Cornfed's words ring only truer today, as part of the next cycle of software intends to extend existing work in allowing user programmable 4-dimensional arrays up to the previously unthinkable 5-dimensional arrays. Naturally, this becomes my testing job. Naturally, this also has only further caused my head to swim. Right now I'm sitting at the office wondering if it's my head, or the math. Such swimming led me to wander around at lunch and stumble across the finding that apparently, according to this, pirates are the new monkeys. I'm not sure what to make of that, since the whole talk like a pirate thing already went through, and I'm more than a little accustomed to the NAQT west coast bureau's use of "Yar." as a piratesque acknowledgement.
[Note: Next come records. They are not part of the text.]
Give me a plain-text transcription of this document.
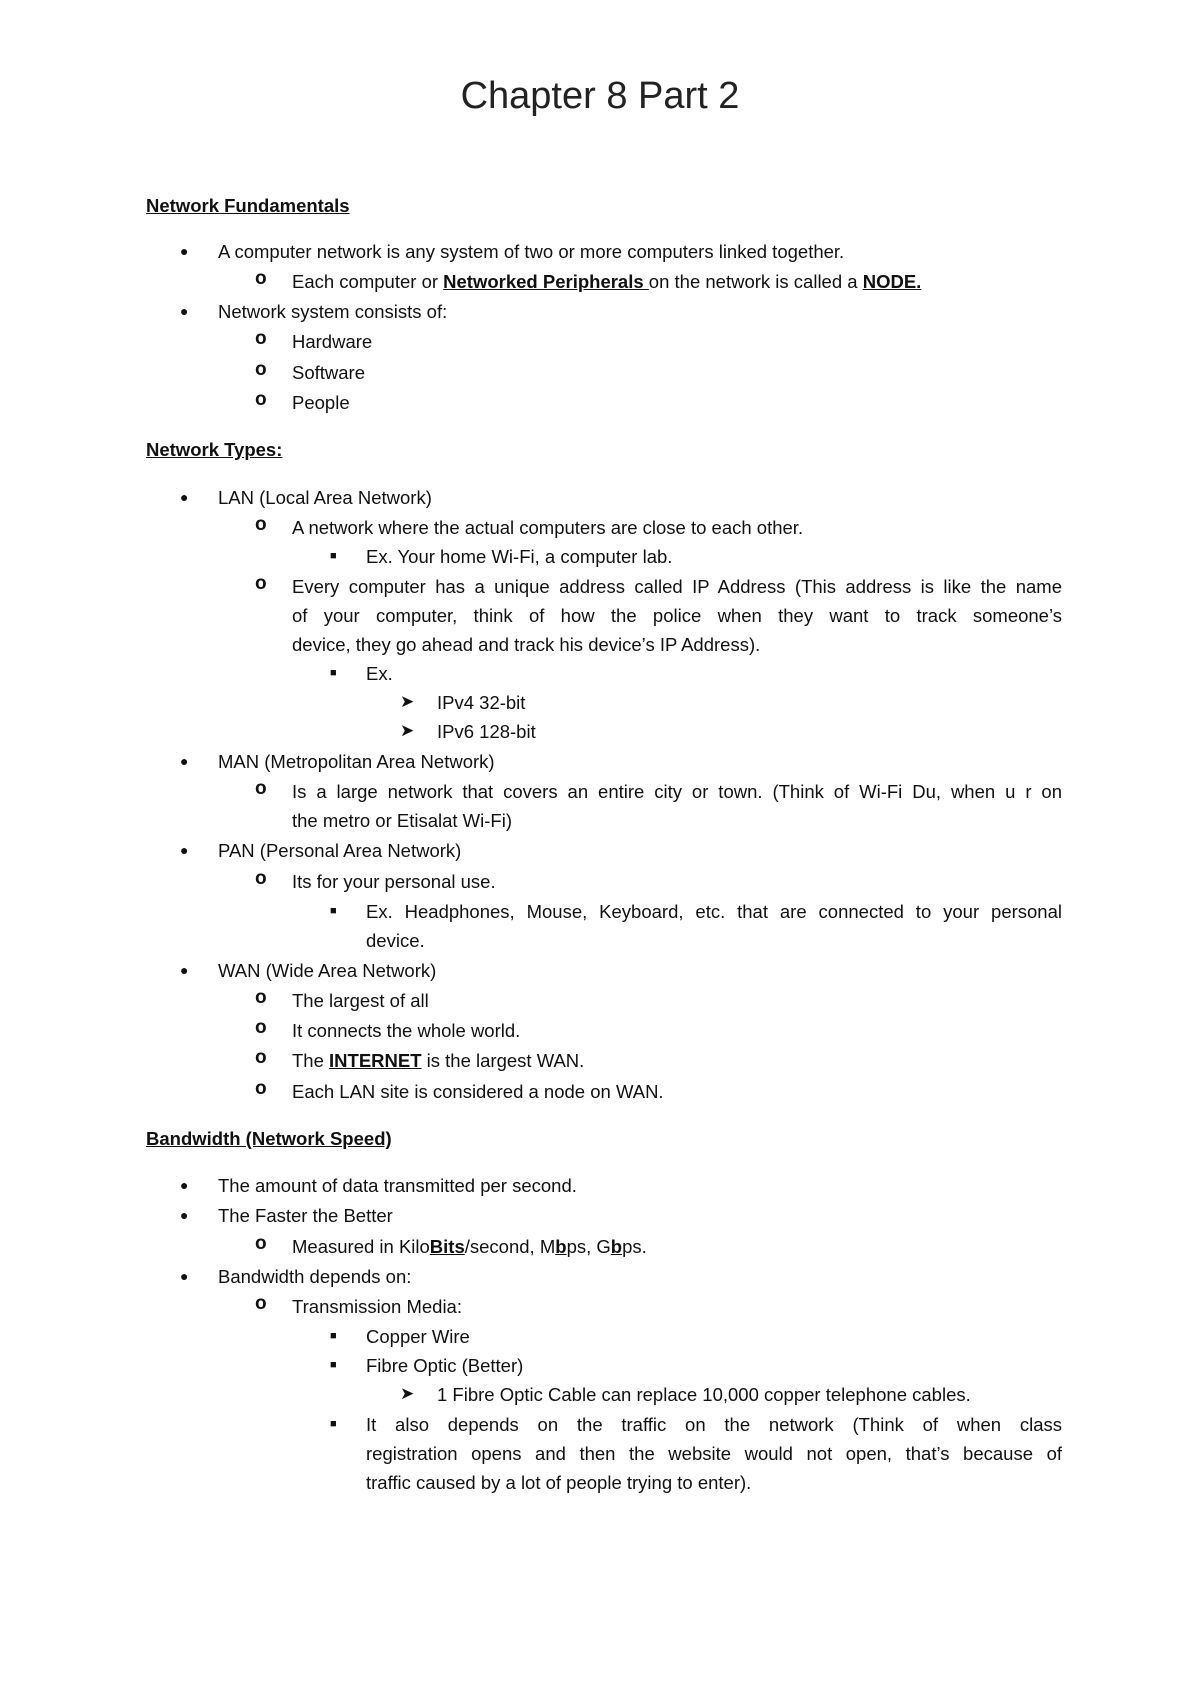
Chapter 8 Part 2
Network Fundamentals
● A computer network is any system of two or more computers linked together.
o Each computer or Networked Peripherals on the network is called a NODE.
● Network system consists of:
o Hardware
o Software
o People
Network Types:
● LAN (Local Area Network)
o A network where the actual computers are close to each other.
■ Ex. Your home Wi-Fi, a computer lab.
o Every computer has a unique address called IP Address (This address is like the name
of your computer, think of how the police when they want to track someone’s
device, they go ahead and track his device’s IP Address).
■ Ex.
➤ IPv4 32-bit
➤ IPv6 128-bit
● MAN (Metropolitan Area Network)
o Is a large network that covers an entire city or town. (Think of Wi-Fi Du, when u r on
the metro or Etisalat Wi-Fi)
● PAN (Personal Area Network)
o Its for your personal use.
■ Ex. Headphones, Mouse, Keyboard, etc. that are connected to your personal
device.
● WAN (Wide Area Network)
o The largest of all
o It connects the whole world.
o The INTERNET is the largest WAN.
o Each LAN site is considered a node on WAN.
Bandwidth (Network Speed)
● The amount of data transmitted per second.
● The Faster the Better
o Measured in KiloBits/second, Mbps, Gbps.
● Bandwidth depends on:
o Transmission Media:
■ Copper Wire
■ Fibre Optic (Better)
➤ 1 Fibre Optic Cable can replace 10,000 copper telephone cables.
■ It also depends on the traffic on the network (Think of when class
registration opens and then the website would not open, that’s because of
traffic caused by a lot of people trying to enter).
The further implication of this, to me as a Pirate fan is that pirates are the new rally monkey. That's too much of an expectation, as in past years, the Pirates really have tried to excise all reference to piracy, in their new ballpark. (This is, incidentally, one of the main reasons Derek Bell was released, as he then promptly went down to Tampa to his yacht, fulfilling the goal of all good pirates, to live on a boat and steal money.*) Plans to place a kid-friendly pirate ship in the river have been scrapped. In fact, the only mention one gets in the stadium any more tying the Pirates to the pirates is the opening animation of a pirate warning us that, among other things, "there be squalls ahead."** This brings us back to how got to see in 5 dimensions. Looks like the rain's about to hit. Yar.
In other news:
The Fantasy Head Draft. Pick your lineup of five talking heads from ESPN.
* Blatant theft of Joe's line, which may have been stolen from elsewhere.
** The thick pirate accent given to the animated pirate actually makes it sound like "there be squirrels ahead", which as we've previously established, would be even more evil and foreboding.